Oda ısısı; Sizin rahat ettiğiniz oda ısısında bebeğiniz de rahat edecektir. Zamanında doğan bebekler için 21-24 C derece uygundur. Eğer klima kullanıyorsanız, bebeğin üzerine üflememek koşuluyla bebeği odada tutabilirsiniz. Unutmayın, bebek, kapı veya pencerenin aralanmasıyla, çok soğuk olmayan bir ortamda hemen üşümez. Üşüse de hasta olmaz. Aşırı ısıtma, beslenmeye isteksizlik ve uyku haline neden olur. Bebeğin elleri ve burnu soğuksa, ortam ısısı yetersiz demektir. Bu durumda vücut ısısına da bakılabilir. Üzerine bir battaniye örtülerek bebek ısıtılmalıdır. Devamlı soğuk olan bebekler iyi büyüyemezler.

Araba koltuğu; Hastaneden evinize giderken ve bundan sonraki yolculuklarınızda yeni doğan bebekler için olan araba koltuğu kullanın.

Ziyaretler; ilk haftalarda yorucu ziyaretlerden kaçının. Bebek bakımı zor da olsa en kolay biçimde evde yapılır. Bebeği kalabalık gurupların içerisine sokmayın. Unutmayın, özellikle kış aylarında, kapalı ortamlarda, virüslerin neden olduğu üst solunum yolu enfeksiyonlarına çok sık rastlanır. Bebeğin hastalanmaması için öptürmeyin, kalabalıklara sokmayın, ufak çocuklardan uzak tutun. Annenin de lohusa döneminde kendini iyi koruması gerekir.

Yenidoğan bebeklerde görülebilen hastalıklar nelerdir?

Sarılık, konak ve pamukçuk yeni doğan bebeklerde sıklıkla görülen rahatsızlıklardır ve doğru bakım ile zaman içinde geçerler. Sarılık doğumdan 24 saat sonra görülür ve bebeğin göz ve yüzünde sararma olarak kendini gösterir ve doktor kontrolünde birkaç hafta içinde geçer.

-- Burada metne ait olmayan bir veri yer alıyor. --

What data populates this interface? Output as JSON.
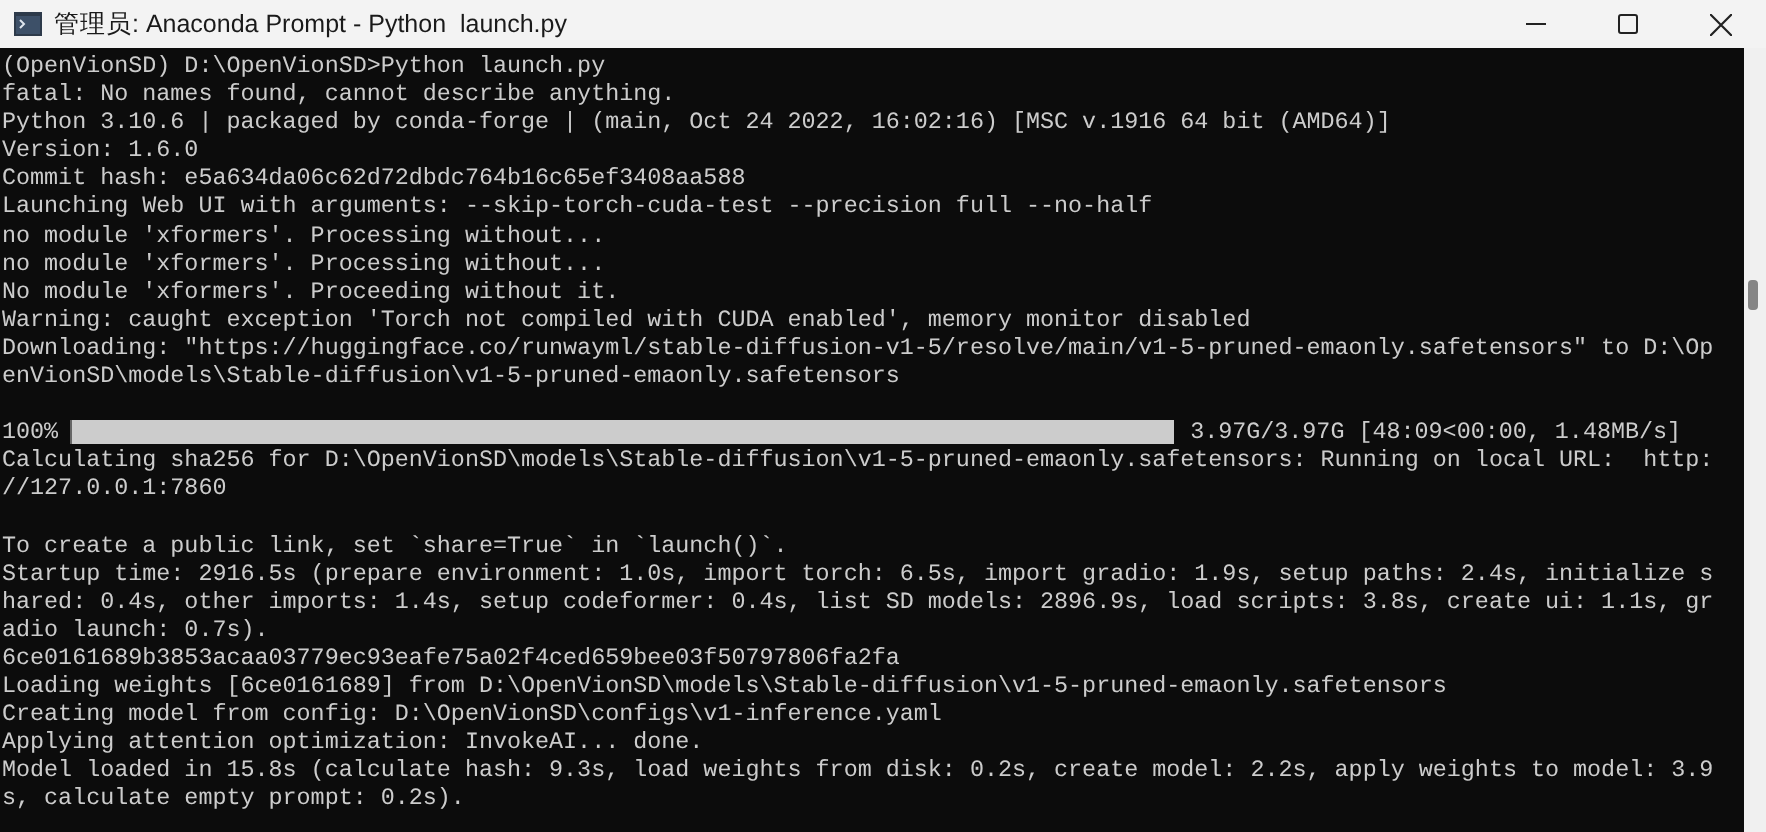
{
  "window": {
    "title": "管理员: Anaconda Prompt - Python  launch.py"
  },
  "console": {
    "lines": [
      {
        "kind": "text",
        "text": "(OpenVionSD) D:\\OpenVionSD>Python launch.py"
      },
      {
        "kind": "text",
        "text": "fatal: No names found, cannot describe anything."
      },
      {
        "kind": "text",
        "text": "Python 3.10.6 | packaged by conda-forge | (main, Oct 24 2022, 16:02:16) [MSC v.1916 64 bit (AMD64)]"
      },
      {
        "kind": "text",
        "text": "Version: 1.6.0"
      },
      {
        "kind": "text",
        "text": "Commit hash: e5a634da06c62d72dbdc764b16c65ef3408aa588"
      },
      {
        "kind": "text",
        "text": "Launching Web UI with arguments: --skip-torch-cuda-test --precision full --no-half"
      },
      {
        "kind": "text",
        "text": "no module 'xformers'. Processing without..."
      },
      {
        "kind": "text",
        "text": "no module 'xformers'. Processing without..."
      },
      {
        "kind": "text",
        "text": "No module 'xformers'. Proceeding without it."
      },
      {
        "kind": "text",
        "text": "Warning: caught exception 'Torch not compiled with CUDA enabled', memory monitor disabled"
      },
      {
        "kind": "text",
        "text": "Downloading: \"https://huggingface.co/runwayml/stable-diffusion-v1-5/resolve/main/v1-5-pruned-emaonly.safetensors\" to D:\\Op"
      },
      {
        "kind": "text",
        "text": "enVionSD\\models\\Stable-diffusion\\v1-5-pruned-emaonly.safetensors"
      },
      {
        "kind": "blank"
      },
      {
        "kind": "progress",
        "percent": "100%",
        "level": 1,
        "reading": "3.97G/3.97G [48:09<00:00, 1.48MB/s]"
      },
      {
        "kind": "text",
        "text": "Calculating sha256 for D:\\OpenVionSD\\models\\Stable-diffusion\\v1-5-pruned-emaonly.safetensors: Running on local URL:  http:"
      },
      {
        "kind": "text",
        "text": "//127.0.0.1:7860"
      },
      {
        "kind": "blank"
      },
      {
        "kind": "text",
        "text": "To create a public link, set `share=True` in `launch()`."
      },
      {
        "kind": "text",
        "text": "Startup time: 2916.5s (prepare environment: 1.0s, import torch: 6.5s, import gradio: 1.9s, setup paths: 2.4s, initialize s"
      },
      {
        "kind": "text",
        "text": "hared: 0.4s, other imports: 1.4s, setup codeformer: 0.4s, list SD models: 2896.9s, load scripts: 3.8s, create ui: 1.1s, gr"
      },
      {
        "kind": "text",
        "text": "adio launch: 0.7s)."
      },
      {
        "kind": "text",
        "text": "6ce0161689b3853acaa03779ec93eafe75a02f4ced659bee03f50797806fa2fa"
      },
      {
        "kind": "text",
        "text": "Loading weights [6ce0161689] from D:\\OpenVionSD\\models\\Stable-diffusion\\v1-5-pruned-emaonly.safetensors"
      },
      {
        "kind": "text",
        "text": "Creating model from config: D:\\OpenVionSD\\configs\\v1-inference.yaml"
      },
      {
        "kind": "text",
        "text": "Applying attention optimization: InvokeAI... done."
      },
      {
        "kind": "text",
        "text": "Model loaded in 15.8s (calculate hash: 9.3s, load weights from disk: 0.2s, create model: 2.2s, apply weights to model: 3.9"
      },
      {
        "kind": "text",
        "text": "s, calculate empty prompt: 0.2s)."
      }
    ]
  }
}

Pamukçuk bebeğin ağzında ve dilinde beyaz lezyonlardır. Bu hastalık bebeğin iştahının azalmasına ve huysuzlaşmasına neden olur, tedavisi için doktora başvurulmalıdır. Konak ise bebeğin başının ön tarafında ve bıngıldak bölgesinde oluşan sarı renkli kabuklardır ve temizlenmesi gerekir. Bu sık görülen rahatsızlıklar endişelenilmemesi gereken çoğu bebekte görülen rahatsızlıklardır.

Bunların yanında anne babanın 6-7 saat uyanmama, bebeğin hareketlerinde azalma, vücuda yayılan veya üçüncü haftadan sonra devam eden sarılık, 37,5 derece üzerindeki ateş, göbekte akıntı veya kanama, günde 3-4 kez bezin dışına çıkan sıvı dışkı gibi durumlarda hemen doktora başvurması gerekir.